Recently, “office-based surgery and free-standing surgical clinics have given orthopedists and plastic surgeons and others a way out,” says Rick Cameron, project manager of the Emergency Department Management Group in Palm Beach County, Fla., a partnership of county hospitals trying to solve the specialist shortage that has dogged that region. “Many don’t need to be affiliated with hospitals to do their jobs.”

Finally, there’s fear of being sued. On-call surgeons worry there’s more chance of getting sued by a stranger whom they rush to treat in an ER than by an established patient having elective surgery. “Anything can happen in an ER,” says Jose Arrascue, a kidney specialist in Boynton Beach, Fla.”If you have no rapport with the family, they may conclude you did something wrong, and you are wide open for a suit. That really concerns me.” There have been calls for legislation exempting doctors on ER duty from lawsuits, but the idea of immunity from malpractice hasn’t appealed to federal or state lawmakers.

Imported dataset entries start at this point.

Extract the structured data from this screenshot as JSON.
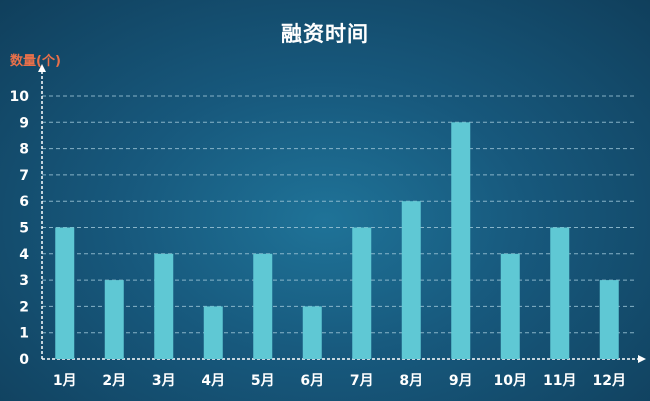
{
  "chart_data": {
    "type": "bar",
    "title": "融资时间",
    "ylabel": "数量(个)",
    "xlabel": "",
    "categories": [
      "1月",
      "2月",
      "3月",
      "4月",
      "5月",
      "6月",
      "7月",
      "8月",
      "9月",
      "10月",
      "11月",
      "12月"
    ],
    "values": [
      5,
      3,
      4,
      2,
      4,
      2,
      5,
      6,
      9,
      4,
      5,
      3
    ],
    "ylim": [
      0,
      10
    ],
    "yticks": [
      0,
      1,
      2,
      3,
      4,
      5,
      6,
      7,
      8,
      9,
      10
    ],
    "grid": true,
    "legend": "none"
  },
  "colors": {
    "bar": "#5fc8d4",
    "ylabel": "#e8704a",
    "text": "#ffffff",
    "grid": "#9cc4d6"
  }
}
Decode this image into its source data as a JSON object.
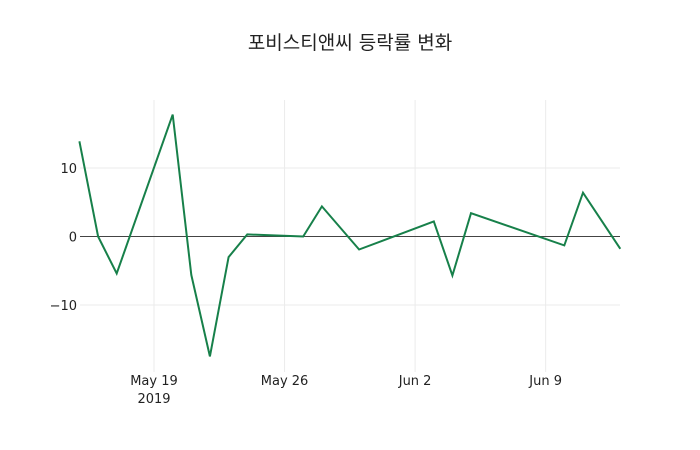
{
  "chart_data": {
    "type": "line",
    "title": "포비스티앤씨 등락률 변화",
    "xlabel": "",
    "ylabel": "",
    "x": [
      "2019-05-15",
      "2019-05-16",
      "2019-05-17",
      "2019-05-20",
      "2019-05-21",
      "2019-05-22",
      "2019-05-23",
      "2019-05-24",
      "2019-05-27",
      "2019-05-28",
      "2019-05-30",
      "2019-06-03",
      "2019-06-04",
      "2019-06-05",
      "2019-06-10",
      "2019-06-11",
      "2019-06-13"
    ],
    "series": [
      {
        "name": "등락률",
        "color": "#17804a",
        "values": [
          13.9,
          0.0,
          -5.4,
          17.8,
          -5.6,
          -17.5,
          -3.0,
          0.3,
          0.0,
          4.4,
          -1.9,
          2.2,
          -5.7,
          3.4,
          -1.3,
          6.4,
          -1.8
        ]
      }
    ],
    "ylim": [
      -18.5,
      19.5
    ],
    "yticks": [
      10,
      0,
      -10
    ],
    "ytick_labels": [
      "10",
      "0",
      "−10"
    ],
    "xticks": [
      "2019-05-19",
      "2019-05-26",
      "2019-06-02",
      "2019-06-09"
    ],
    "xtick_labels": [
      "May 19\n2019",
      "May 26",
      "Jun 2",
      "Jun 9"
    ],
    "grid": true,
    "zeroline": true,
    "legend": "none"
  },
  "header": {
    "title": "포비스티앤씨 등락률 변화"
  }
}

To minimize risk, many doctors stop taking ER calls. Or, Valadka says, surgeons may limit the types of operations they do in regular practice, which means they won’t be called in for emergencies that are beyond those limits. For example, some neurosurgeons—ironically—have stopped doing brain surgery and focus only on the spine.

Hospitals have attempted to counter this reluctance by paying specialists extra money—$1,000 per night, say—to be on call. But that adds up: California hospitals paid an estimated $300 million in such stipends in 2005, up from $200 million a few years earlier. And they can’t raise prices to cover these fees, since hospital services are tied to Medicare, Medicaid, and insurance reimbursement schedules. To make matters worse, hospitals now often need three specialists where one used to do. Microspecialization in orthopedics, for instance, means some docs work only on knees, some on backs, some on hips. So a hospital would have to pay several surgeons to stay on call to maintain complete orthopedics coverage.

Doctor pool. With so many causes for the shortfall, hard-hit Palm Beach is trying to put together a multipronged solution. Last month, Cameron’s group submitted a plan to the county health district that would regionalize certain critical on-call services, allowing several hospitals to pool their on-call doctors to make sure these specialties are covered at any given time. Hospitals would also pay for liability insurance just for on-call cases.

There’s no guarantee the complicated plan will work. And it’s not going to solve problems like the workforce shortage. It may even entice hospitals in neighboring counties without specialists to send their patients to Palm Beach, increasing ER workloads.

Experts believe things are likely to get worse before they get better, with emergency docs continuing to scramble—they grimly call it “dialing for doctors”—to find specialists to help people like Elsie Bishop. Says Taylor: “The American public has no idea how dangerous it has become to get sick or injured at the wrong time.”